Adalah hal yang wajar jika fenomena itu tidak muncul di Wuhan sebelum bulan Juni. Kota Wuhan terletak pada lintang geografis 30,50 LU, di luar garis balik atau di luar garis edar matahari. Garis balik Lintang Utara dan garis balik Lintang Selatan berturut-turut terdapat pada 23,50 LU dan 23,50 LS. Kota Wuhan mendapat intensitas radiasi matahari tinggi ketika matahari beredar mendekati garis balik utara (23,45 0 LU) yang terjadi sekitar bulan Juni. Oleh karena itu pada bulan Juni kota Wuhan mendapat paparan radiasi matahari, termasuk radiasi ultraviolet, yang tinggi. Radiasi ultraviolet yang tinggi ini berinteraksi dengan polutan udara di kota Wuhan sehingga muncul fenomena smog fotokimia. Jika tidak ada penanganan terhadap masalah polusi udara di Wuhan, maka setiap sekitar bulan Juni akan muncul fenomena smog fotokimia ini lagi.
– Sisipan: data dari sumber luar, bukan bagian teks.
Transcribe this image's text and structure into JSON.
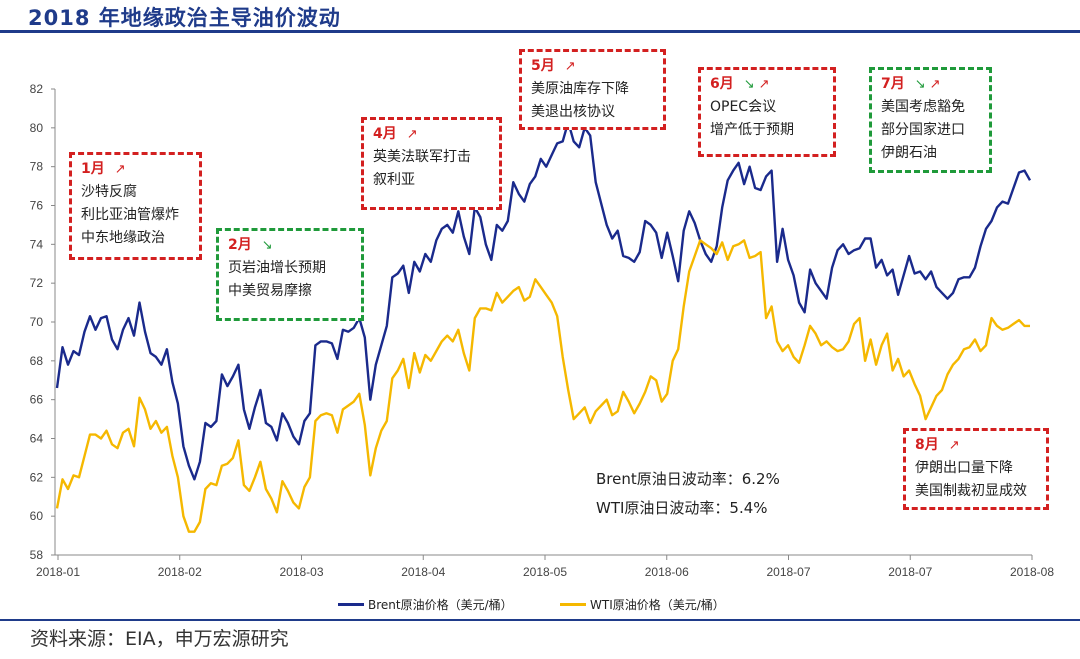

Smog fotokimia bukan hanya fenomena di Cina saja. Banyak kota besar di dunia telah dilanda smog fotokimia ini seperti Moscow, Los Angeles, New York, Sydney, Mesir, Mexico dan Vancouver. Indonesia, seperti Jakarta dan Bandung, juga sudah menunjukkan fenomena itu meskipun tidak separah apa yang telah terjadi di Cina.

Meskipun fenomena smog fotokimia sudah lazim terjadi di kota-kota besar bukan berarti kita tidak mewaspadai. Smog fotokimia menunjukkan tingginya tingkat pencemaran udara, seperti NOx, O3, VOC, R-CHO, dan PAN. Adanya fenomena smog fotokimia, menjadi peringatan bagi pihak terkait yang wajib mengatasi masalah polusi udara untuk segera mengambil tindakan antisipasi, dengan cara mengurangi sumber emisi penyebab fenomena tersebut. Hal ini perlu dilakukan agar kejadian seperti di Cina tidak terulang di kota lain. Tidak kalah pentingnya adalah bahwa program pengelolaan kualitas udara harus didukung oleh semua pihak terkait dengan sumber emisi.